Coop House in Cumbria before Christmas

we are here

The tree is decorated, the presents have been bought and the cards have been written and posted. But there’s still shopping and cooking to be done and there are gifts to be wrapped so what better time could there be to take off for a 2 night pre-Christmas break, literally away-from-it-all, at a Landmark at Netherby in Cumbria – Coop House?

Arriving at Coop

Arriving at Coop House on Monday

The people of Cumbria have been having a very rough time the last few weeks. There’s been torrential rain and high winds and huge amounts of flooding which was evident all around the region. The River Esk, which flows past Coop House, had well burst its banks. But fortunately Coop stands at least ten feet above the fast-flowing river.

river esk 1


The Fast-Flowing River Esk

Coop house takes its name from the traps set to catch salmon in the passing river but its name also hides a more impressive side to this building. A coop was an old fashioned method for catching fish with wickerwork baskets, dating back to at least the Middle Ages. It might sound a rather rudimentary form of fishing, but Coop House overlooked a far more sophisticated system than a few baskets. It was probably built in the late 18th century in the grounds of Rev Dr Robert Graham’s Netherby Hall. It may have acted as a vantage point to watch the river, a shelter for bailiffs to look for poachers or merely an ornament for Dr Grahams pleasure gardens. [From Landmark trust website]

Filmed in summer

Like every other Landmark Coop House has its own little library and it was a pleasure for me to browse the shelves as usual.

coop library

In amongst those books I discovered Sir Walter Scott’s ‘Redgauntlet‘ with an interesting bookplate inside. Basically, the plot revolves around the (purely fictional) return of Prince Charles Edward Stuart to England some years after 1745 in a final attempt to claim the crown. But all I had time to read were the page(s) referred to on the bookplate.
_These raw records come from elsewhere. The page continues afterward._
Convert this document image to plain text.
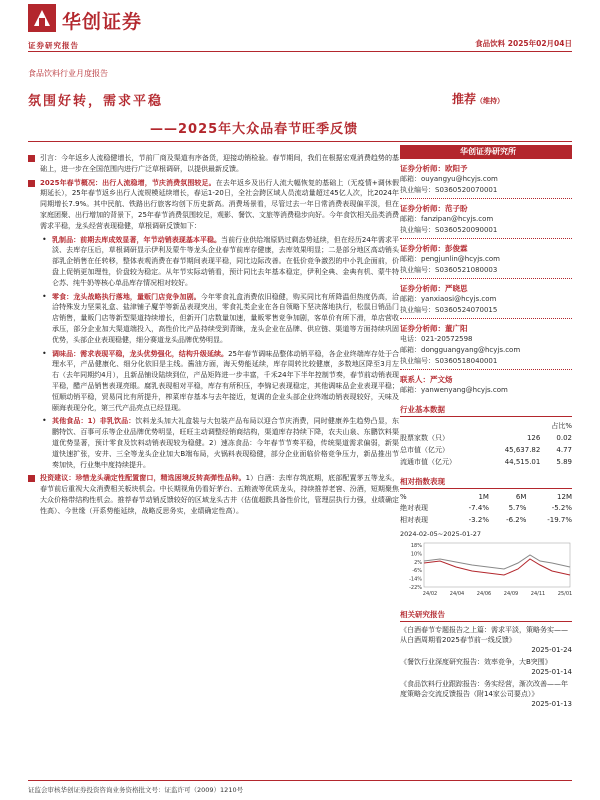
华创证券
证券研究报告	食品饮料 2025年02月04日
食品饮料行业月度报告
氛围好转，需求平稳
——2025年大众品春节旺季反馈
推荐（维持）
引言：今年返乡人流稳健增长，节前厂商及渠道有序备货，迎接动销检验。春节期间，我们在根据宏观消费趋势的基础上，进一步在全国范围内进行广泛草根调研，以提供最新反馈。
2025年春节概况：出行人流稳增，节庆消费氛围较足。在去年返乡及出行人流大幅恢复的基础上（无疫情+调休假期延长），25年春节返乡出行人流规模延续增长，春运1-20日，全社会跨区域人员流动量超过45亿人次，比2024年同期增长7.9%。其中民航、铁路出行旅客均创下历史新高。消费场景看，尽管过去一年日常消费表现偏平淡，但在家庭团聚、出行增加的背景下，25年春节消费氛围较足，观影、餐饮、文旅等消费稳步向好。今年食饮相关品类消费需求平稳，龙头经营表现稳健，草根调研反馈如下：
• 乳制品：前期去库成效显著，年节动销表现基本平稳。当前行业供给端原奶过剩态势延续，但在经历24年需求平淡、去库存压后，草根调研显示伊利及蒙牛等龙头企业春节前库存健康，去库效果明显；二是部分地区高动销头部乳企销售在任转移，整体表观消费在春节期间表现平稳，同比边际改善。在低价竞争激烈的中小乳企面前，价盘上促销更加理性，价盘较为稳定。从年节实际动销看，预计同比去年基本稳定，伊利全典、金典有机、蒙牛特仑苏、纯牛奶等核心单品库存情况相对较好。
• 零食：龙头战略执行落地，量贩门店竞争加剧。今年零食礼盒消费依旧稳健，购买同比有所降温但热度仍高，洽洽特殊发力坚果礼盒、盐津铺子魔芋等新品表现突出，零食礼类企业在各自领略下坚决落地执行，松鼠日销品门店销售，量贩门店等新型渠道持续增长，但新开门店数量加速，量贩零售竞争加剧，客单价有所下滑，单店营收承压，部分企业加大渠道端投入，高性价比产品持续受到青睐，龙头企业在品牌、供应链、渠道等方面持续巩固优势，头部企业表现稳健，细分赛道龙头品牌优势明显。
• 调味品：需求表现平稳，龙头优势强化，结构升级延续。25年春节调味品整体动销平稳，各企业终端库存处于合理水平，产品健康化、细分化依旧是主线。酱油方面，海天势能延续，库存周转比较健康，多数地区降至3月左右（去年同期约4月），且新品铺设陆续到位，产品矩阵进一步丰富，千禾24年下半年控制节奏，春节前动销表现平稳，醋产品销售表现亮眼。腐乳表现相对平稳，库存有所积压，李锦记表现稳定，其他调味品企业表现平稳；恒顺动销平稳，贸易同比有所提升，榨菜库存基本与去年接近，复调的企业头部企业终端动销表现较好，天味及颐海表现分化，第三代产品亮点已经显现。
• 其他食品：1）非乳饮品：饮料龙头加大礼盒装与大包装产品布局以迎合节庆消费，同时健康养生趋势凸显，东鹏特饮、百事可乐等企业品牌优势明显，旺旺主动调整经销商结构，渠道库存持续下降，农夫山泉、东鹏饮料渠道优势显著，预计零食及饮料动销表现较为稳健。2）速冻食品：今年春节节奏平稳，传统渠道需求偏弱，新渠道快速扩张，安井、三全等龙头企业加大B端布局，火锅料表现稳健，部分企业面临价格竞争压力，新品推出节奏加快，行业集中度持续提升。
投资建议：珍惜龙头确定性配置窗口，精选困境反转高弹性品种。1）白酒：去库存筑底期，底部配置茅五等龙头，春节前后重视大众消费相关板块机会。中长期视角仍看好茅台、五粮液等优质龙头，持续推荐老窖、汾酒，短期聚焦大众价格带结构性机会。推荐春节动销反馈较好的区域龙头古井（估值超跌具备性价比，管理层执行力强，业绩确定性高）、今世缘（开系势能延续，战略反思务实，业绩确定性高）。
华创证券研究所
证券分析师：欧阳予
邮箱：ouyangyu@hcyjs.com
执业编号：S0360520070001
证券分析师：范子盼
邮箱：fanzipan@hcyjs.com
执业编号：S0360520090001
证券分析师：彭俊霖
邮箱：pengjunlin@hcyjs.com
执业编号：S0360521080003
证券分析师：严晓思
邮箱：yanxiaosi@hcyjs.com
执业编号：S0360524070015
证券分析师：董广阳
电话：021-20572598
邮箱：dongguangyang@hcyjs.com
执业编号：S0360518040001
联系人：严文炀
邮箱：yanwenyang@hcyjs.com
行业基本数据
		占比%
股票家数（只）	126	0.02
总市值（亿元）	45,637.82	4.77
流通市值（亿元）	44,515.01	5.89
相对指数表现
%	1M	6M	12M
绝对表现	-7.4%	5.7%	-5.2%
相对表现	-3.2%	-6.2%	-19.7%
2024-02-05~2025-01-27
18%
10%
2%
-6%
-14%
-22%
24/02	24/04	24/06	24/09	24/11	25/01
相关研究报告
《白酒春节专题报告之上篇：需求平淡，策略务实——从白酒周期看2025春节前一线反馈》
2025-01-24
《餐饮行业深度研究报告：效率竞争，大B突围》
2025-01-14
《食品饮料行业跟踪报告：务实经营，渐次改善——年度策略会交流反馈报告（附14家公司要点）》
2025-01-13
证监会审核华创证券投资咨询业务资格批文号：证监许可（2009）1210号
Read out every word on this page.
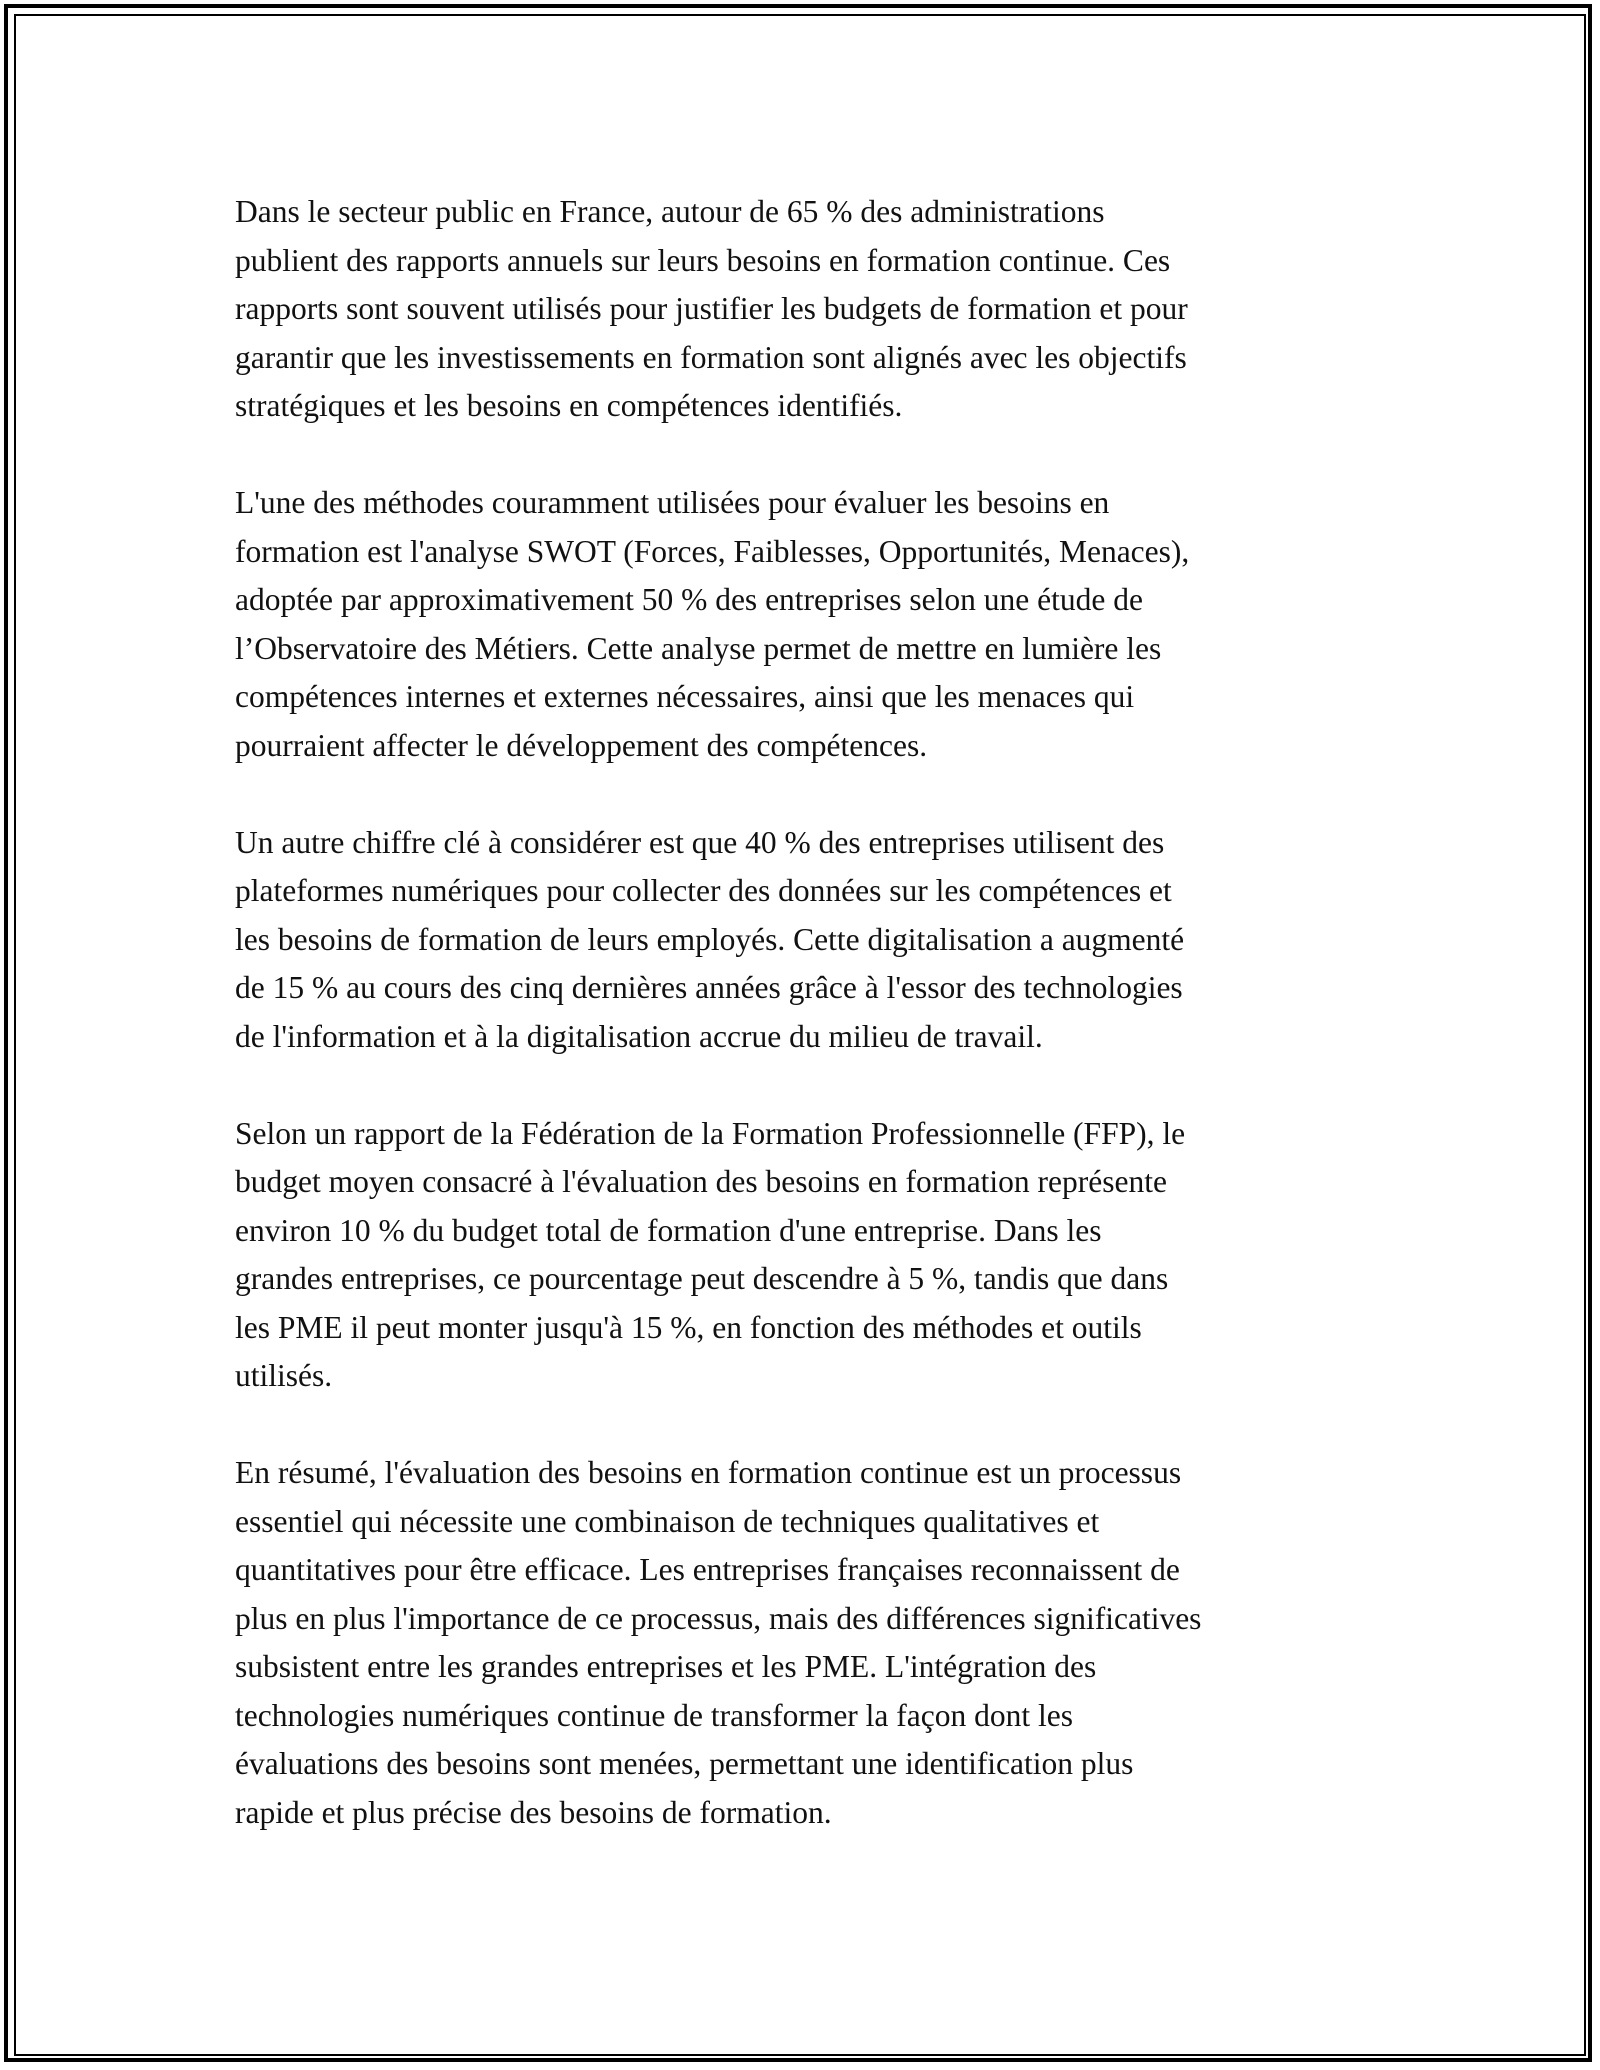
Dans le secteur public en France, autour de 65 % des administrations
publient des rapports annuels sur leurs besoins en formation continue. Ces
rapports sont souvent utilisés pour justifier les budgets de formation et pour
garantir que les investissements en formation sont alignés avec les objectifs
stratégiques et les besoins en compétences identifiés.

L'une des méthodes couramment utilisées pour évaluer les besoins en
formation est l'analyse SWOT (Forces, Faiblesses, Opportunités, Menaces),
adoptée par approximativement 50 % des entreprises selon une étude de
l’Observatoire des Métiers. Cette analyse permet de mettre en lumière les
compétences internes et externes nécessaires, ainsi que les menaces qui
pourraient affecter le développement des compétences.

Un autre chiffre clé à considérer est que 40 % des entreprises utilisent des
plateformes numériques pour collecter des données sur les compétences et
les besoins de formation de leurs employés. Cette digitalisation a augmenté
de 15 % au cours des cinq dernières années grâce à l'essor des technologies
de l'information et à la digitalisation accrue du milieu de travail.

Selon un rapport de la Fédération de la Formation Professionnelle (FFP), le
budget moyen consacré à l'évaluation des besoins en formation représente
environ 10 % du budget total de formation d'une entreprise. Dans les
grandes entreprises, ce pourcentage peut descendre à 5 %, tandis que dans
les PME il peut monter jusqu'à 15 %, en fonction des méthodes et outils
utilisés.

En résumé, l'évaluation des besoins en formation continue est un processus
essentiel qui nécessite une combinaison de techniques qualitatives et
quantitatives pour être efficace. Les entreprises françaises reconnaissent de
plus en plus l'importance de ce processus, mais des différences significatives
subsistent entre les grandes entreprises et les PME. L'intégration des
technologies numériques continue de transformer la façon dont les
évaluations des besoins sont menées, permettant une identification plus
rapide et plus précise des besoins de formation.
I photographed them and reproduce them below. They are notes in the back of the book regarding the ‘dam-dike’ erected by Sir James Graham of Netherby Hall on the River Esk. There was probably some reference to something similar in the main body of the text.

library donation

The Bookplate in Redgauntlet






Title Page

Another book that caught my eye was Sarah Rutherford’s Shire Library Publication ‘Georgian Garden Buildings‘. It’s a very readable and well-illustrated account of  the history and many types of  Georgian garden buildings. The Landmark Trust has several in its portfolio including Coop House.

CH in book

Illustration in Georgian Garden Buildings – note the level of the river!

Though Georgian garden buildings often seem monuments to rich mens’ folly and whimsy, in fact they always had a purpose, whether functional or ornamental. Today they are valued for their place in architecture, landscape design and social history, as well as often for their sheer beauty or quirkiness. This history of Georgian garden buildings explains the purpose and form the  individual types in the context of the English landscape garden. It looks at each of thirty types in all their variety – from Arches to Towers via Columns, Hermitages and Rotundas.”

All too soon our brief stay was over and it was time to return to the real world of grocery shopping and present wrapping.


Merry Christmas Everyone!


10 comments on “Coop House in Cumbria before Christmas

  1. Fran says:

    What a delightful hide away, and such a place to escape the craziness of the pre Christmas frenzy. Spotted Rogue Herries amongst the books….loved the whole series when a teenager.

    • Fran, I just loved it – as I do every new Landmark experience. Yes. Rogue Herries were there. Although I couldn’t manage to read them I did hear a Radio series which was very good.

  2. ms6282 says:

    Merry Christmas Barbara. Glad you managed to avoid being flooded during your break. Time for a bit of relaxation at home now dinner is over?

  3. Relaxation ?? What’s that all about? ;-). Thanks for good wishes.

  4. Cosy Books says:

    Merry Christmas, Milady! Your last photo proves that Christmas trees absolutely do not have to be ten feet tall to be charming and beautiful. Lucky you to have such a lovely get-away.

  5. Thank you, Ed. I already have bit of an itinerary perhaps I can contact you off-blog?